In 2012, Chase and Lauren, spouses, bought a house that they used as their main home. Lauren's father has a chronic disease and is unable to care for himself. In 2013, Chase and Lauren sold their home in order to move into Lauren's father's house to provide care for him. Because the primary reason for the sale of their home was to provide care for Lauren's father, Chase and Lauren are entitled to a reduced maximum exclusion.”

You can exclude a portion of your gain if you are selling your home and lived there less than 2 years and you meet one of the three exceptions.  The $500,000 maximum exclusion is pro-rated based on the period of residence.

The website of legal publisher NOLO has this to say in “Exceptions to the Home Sale Exclusion Two Year Rule” from Stephen Fishman, J.D -

Health problems are a valid excuse if a doctor recommends that you move for health reasons—for example, you have asthma and your doctor tells you that living in Arizona would be better for you than Maine. The health problems can belong to you, your spouse, any co-owner of the property, any other person who uses your home as his or her principal residence, or a close family member of any person in the prior categories—for example, a child or parent. Thus, for example, you can move if you need to be closer to an ill parent. If you want to use the health exception, be sure to get a letter from your doctor stating that the move is for health reasons and what they are.

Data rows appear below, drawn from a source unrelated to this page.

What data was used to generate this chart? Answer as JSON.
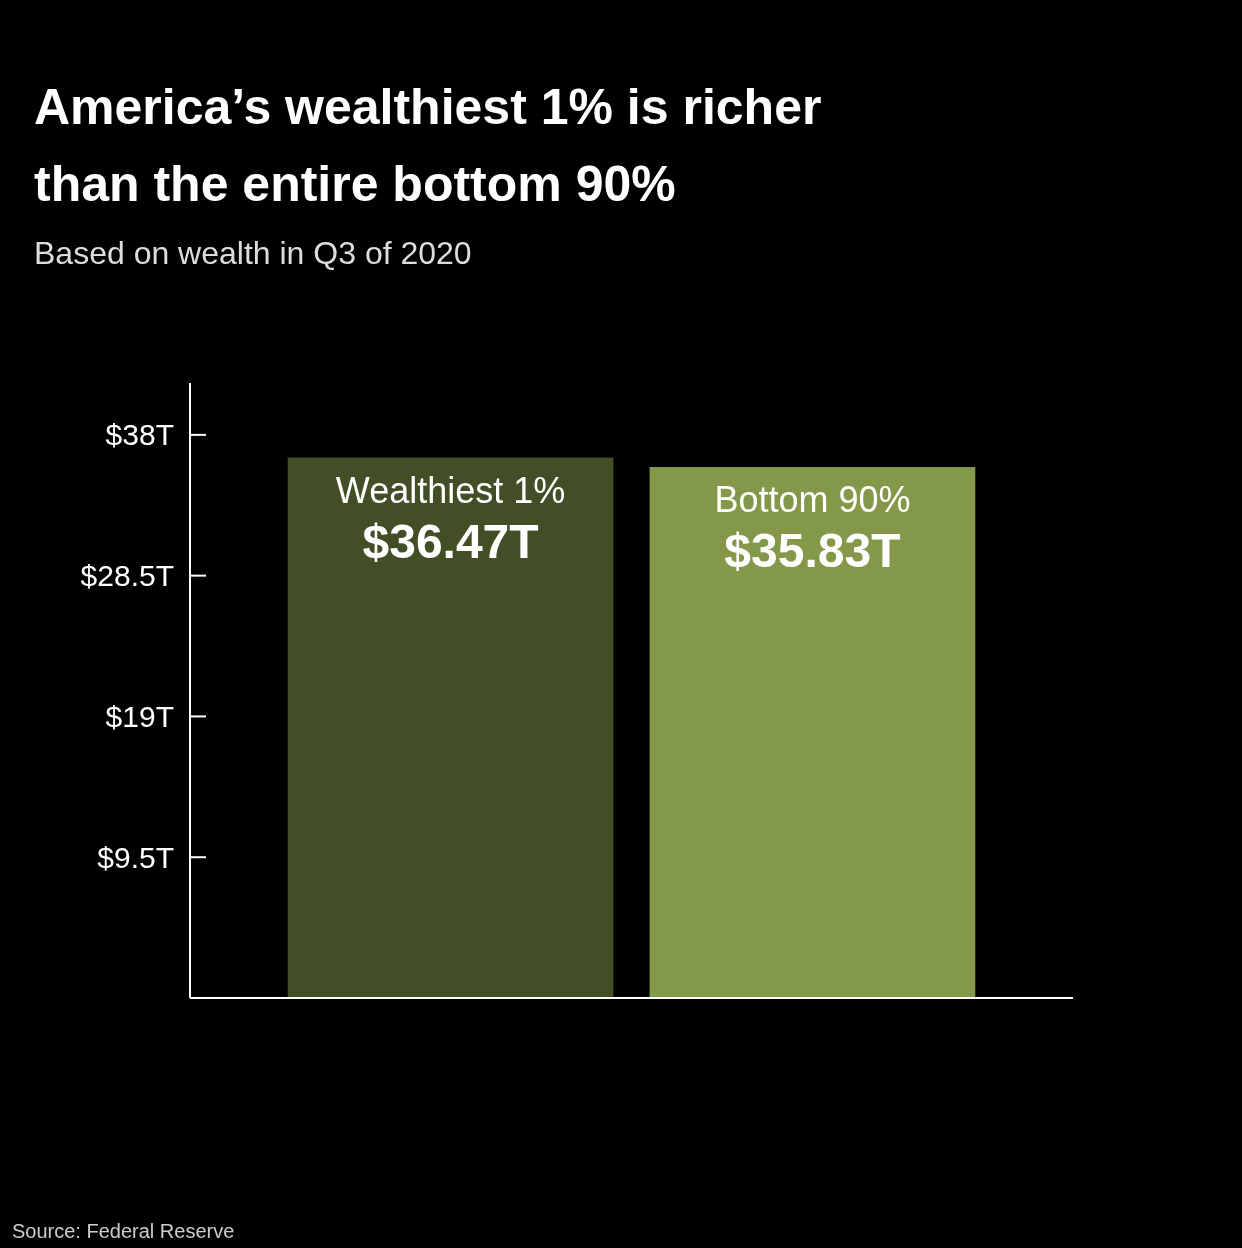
{
  "chart_data": {
    "type": "bar",
    "title": "America’s wealthiest 1% is richer than the entire bottom 90%",
    "subtitle": "Based on wealth in Q3 of 2020",
    "categories": [
      "Wealthiest 1%",
      "Bottom 90%"
    ],
    "values": [
      36.47,
      35.83
    ],
    "colors": [
      "#434e27",
      "#84984a"
    ],
    "value_labels": [
      "$36.47T",
      "$35.83T"
    ],
    "ylim": [
      0,
      41.5
    ],
    "yticks": [
      {
        "value": 9.5,
        "label": "$9.5T"
      },
      {
        "value": 19,
        "label": "$19T"
      },
      {
        "value": 28.5,
        "label": "$28.5T"
      },
      {
        "value": 38,
        "label": "$38T"
      }
    ],
    "grid": false,
    "annotations": [
      "Source: Federal Reserve"
    ]
  }
}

Keep the letter with your tax files.”

The safest way to secure the exception to the 2-year rule is to obtain an IRS Private Letter Ruling – but this is truly very expensive.  Before selling the home I would get a letter from the mother’s doctor stating her medical condition and her need for personal care.  I would also get a letter from the brother stating that he is unable to provide continual care because of his full-time employment.  These letters do not to be attached to the 2014 tax return, but should be available in case of an inquiry.

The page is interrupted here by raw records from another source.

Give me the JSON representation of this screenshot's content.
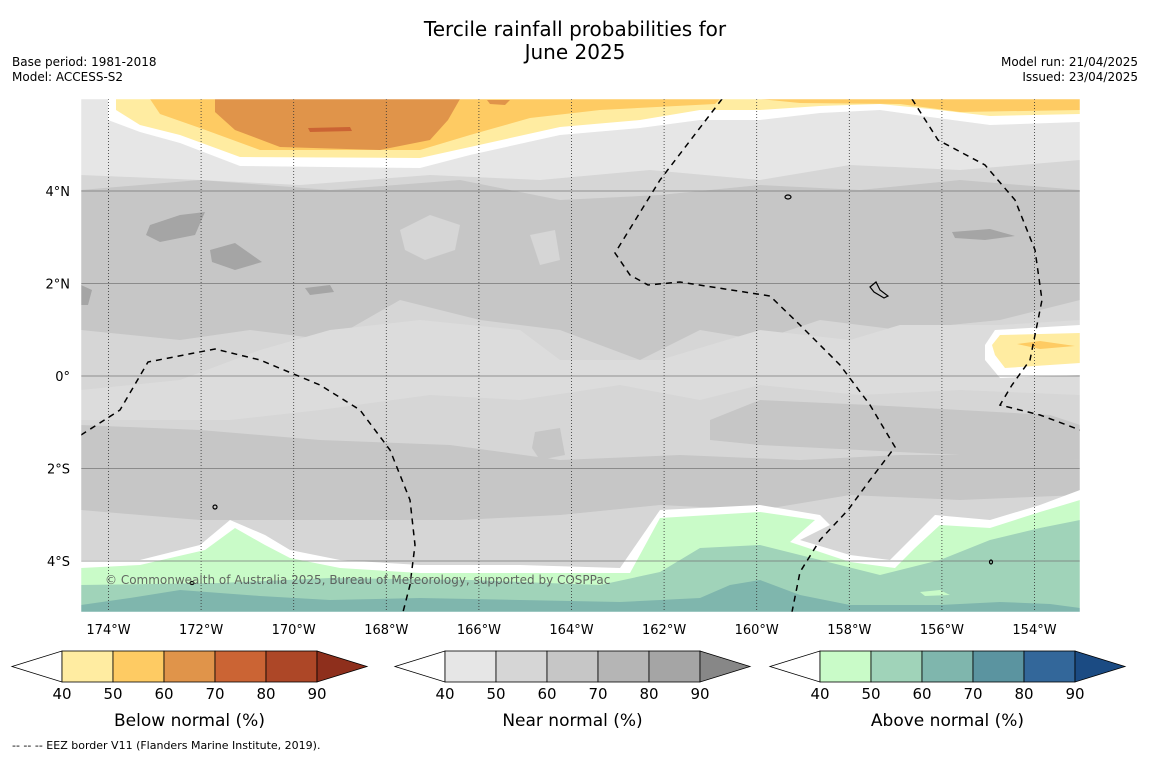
{
  "title": {
    "line1": "Tercile rainfall probabilities for",
    "line2": "June 2025"
  },
  "meta": {
    "base_period": "Base period: 1981-2018",
    "model": "Model: ACCESS-S2",
    "model_run": "Model run: 21/04/2025",
    "issued": "Issued: 23/04/2025"
  },
  "map": {
    "lon_labels": [
      "174°W",
      "172°W",
      "170°W",
      "168°W",
      "166°W",
      "164°W",
      "162°W",
      "160°W",
      "158°W",
      "156°W",
      "154°W"
    ],
    "lat_labels": [
      "4°N",
      "2°N",
      "0°",
      "2°S",
      "4°S"
    ],
    "copyright": "© Commonwealth of Australia 2025, Bureau of Meteorology, supported by COSPPac"
  },
  "legends": [
    {
      "title": "Below normal (%)",
      "ticks": [
        "40",
        "50",
        "60",
        "70",
        "80",
        "90"
      ],
      "colors": [
        "#ffffff",
        "#ffeca1",
        "#fecb63",
        "#e0944a",
        "#cb6434",
        "#ad4727",
        "#8e2f1c"
      ]
    },
    {
      "title": "Near normal (%)",
      "ticks": [
        "40",
        "50",
        "60",
        "70",
        "80",
        "90"
      ],
      "colors": [
        "#ffffff",
        "#e6e6e6",
        "#d6d6d6",
        "#c6c6c6",
        "#b5b5b5",
        "#a5a5a5",
        "#878787"
      ]
    },
    {
      "title": "Above normal (%)",
      "ticks": [
        "40",
        "50",
        "60",
        "70",
        "80",
        "90"
      ],
      "colors": [
        "#ffffff",
        "#c9fbc8",
        "#a0d3b9",
        "#7fb6ad",
        "#5b94a0",
        "#33679a",
        "#1b4b83"
      ]
    }
  ],
  "footer": "--  --  -- EEZ border V11 (Flanders Marine Institute, 2019)."
}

If the sale of the home closes prior to 9/28/2014, the couple can still report the sale on the 2014 Schedule D and claim the Section 121 exclusion.  A statement should to be attached to the return explaining why the period of ownership and residence is less than 2 years and including the calculation of the reduced maximum exclusion amount.

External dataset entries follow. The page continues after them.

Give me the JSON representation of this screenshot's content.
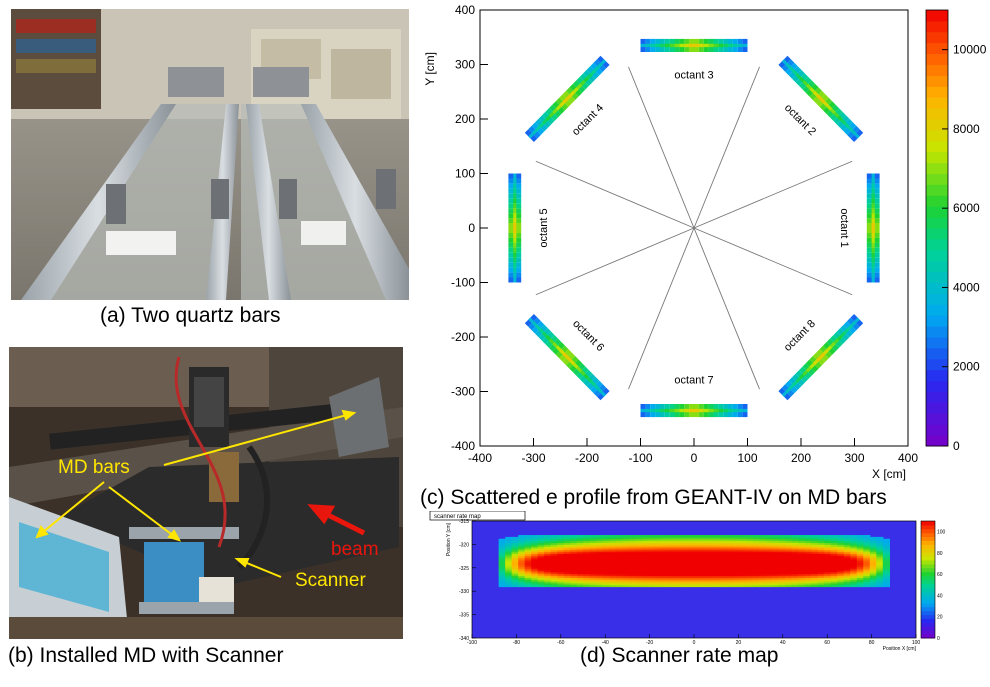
{
  "panels": {
    "a": {
      "caption": "(a) Two quartz bars"
    },
    "b": {
      "caption": "(b) Installed MD with Scanner",
      "annotations": {
        "md_bars": "MD bars",
        "beam": "beam",
        "scanner": "Scanner"
      }
    },
    "c": {
      "caption": "(c) Scattered e profile from GEANT-IV  on MD bars"
    },
    "d": {
      "caption": "(d) Scanner rate map"
    }
  },
  "chart_data": [
    {
      "type": "heatmap",
      "panel": "c",
      "xlabel": "X [cm]",
      "ylabel": "Y [cm]",
      "xlim": [
        -400,
        400
      ],
      "ylim": [
        -400,
        400
      ],
      "x_ticks": [
        -400,
        -300,
        -200,
        -100,
        0,
        100,
        200,
        300,
        400
      ],
      "y_ticks": [
        -400,
        -300,
        -200,
        -100,
        0,
        100,
        200,
        300,
        400
      ],
      "colorbar": {
        "min": 0,
        "max": 11000,
        "ticks": [
          0,
          2000,
          4000,
          6000,
          8000,
          10000
        ]
      },
      "bars": [
        {
          "label": "octant 1",
          "center": [
            335,
            0
          ],
          "angle": 0
        },
        {
          "label": "octant 2",
          "center": [
            237,
            237
          ],
          "angle": 45
        },
        {
          "label": "octant 3",
          "center": [
            0,
            335
          ],
          "angle": 90
        },
        {
          "label": "octant 4",
          "center": [
            -237,
            237
          ],
          "angle": 135
        },
        {
          "label": "octant 5",
          "center": [
            -335,
            0
          ],
          "angle": 180
        },
        {
          "label": "octant 6",
          "center": [
            -237,
            -237
          ],
          "angle": 225
        },
        {
          "label": "octant 7",
          "center": [
            0,
            -335
          ],
          "angle": 270
        },
        {
          "label": "octant 8",
          "center": [
            237,
            -237
          ],
          "angle": 315
        }
      ],
      "bar_half_length_cm": 100
    },
    {
      "type": "heatmap",
      "panel": "d",
      "title": "scanner rate map",
      "xlabel": "Position X [cm]",
      "ylabel": "Position Y [cm]",
      "xlim": [
        -100,
        100
      ],
      "ylim": [
        -340,
        -315
      ],
      "x_ticks": [
        -100,
        -80,
        -60,
        -40,
        -20,
        0,
        20,
        40,
        60,
        80,
        100
      ],
      "y_ticks": [
        -340,
        -335,
        -330,
        -325,
        -320,
        -315
      ],
      "colorbar": {
        "min": 0,
        "max": 110,
        "ticks": [
          0,
          20,
          40,
          60,
          80,
          100
        ]
      },
      "band": {
        "x_range": [
          -88,
          88
        ],
        "y_range": [
          -329,
          -318
        ],
        "peak_y": -324,
        "peak_value": 100
      }
    }
  ],
  "colors": {
    "photo_a_floor": "#8e8b84",
    "photo_b_bg": "#3b3129",
    "annotation_yellow": "#ffe600",
    "beam_red": "#e8160c"
  }
}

As for the question of deducting moving expenses (not specifically asked, but alluded to in the reference to the “over 50 miles job transfer criteria”) – since the move from California to Kansas is not at all job-related none of the moving expenses are deductible.

IRS Publication 521 “Moving Expenses” says -

You can deduct your moving expenses if you meet all three of the following requirements.

•Your move is closely related to the start of work.

•You meet the distance test.

•You meet the time test.”

While the distance and, I expect, the time tests will be met, the move is personally motivated and has nothing whatsoever to do with DA’s employment.  He works out of his home.  He is not moving to start a new job or because his company is relocating.  He is moving to be able to take care of a qualified family member.  .   

I hope this post satisfactorily answers the questions posed by Mr. Allen.  Does anyone out there have any additional comments or suggestions, or disagree with anything I have said?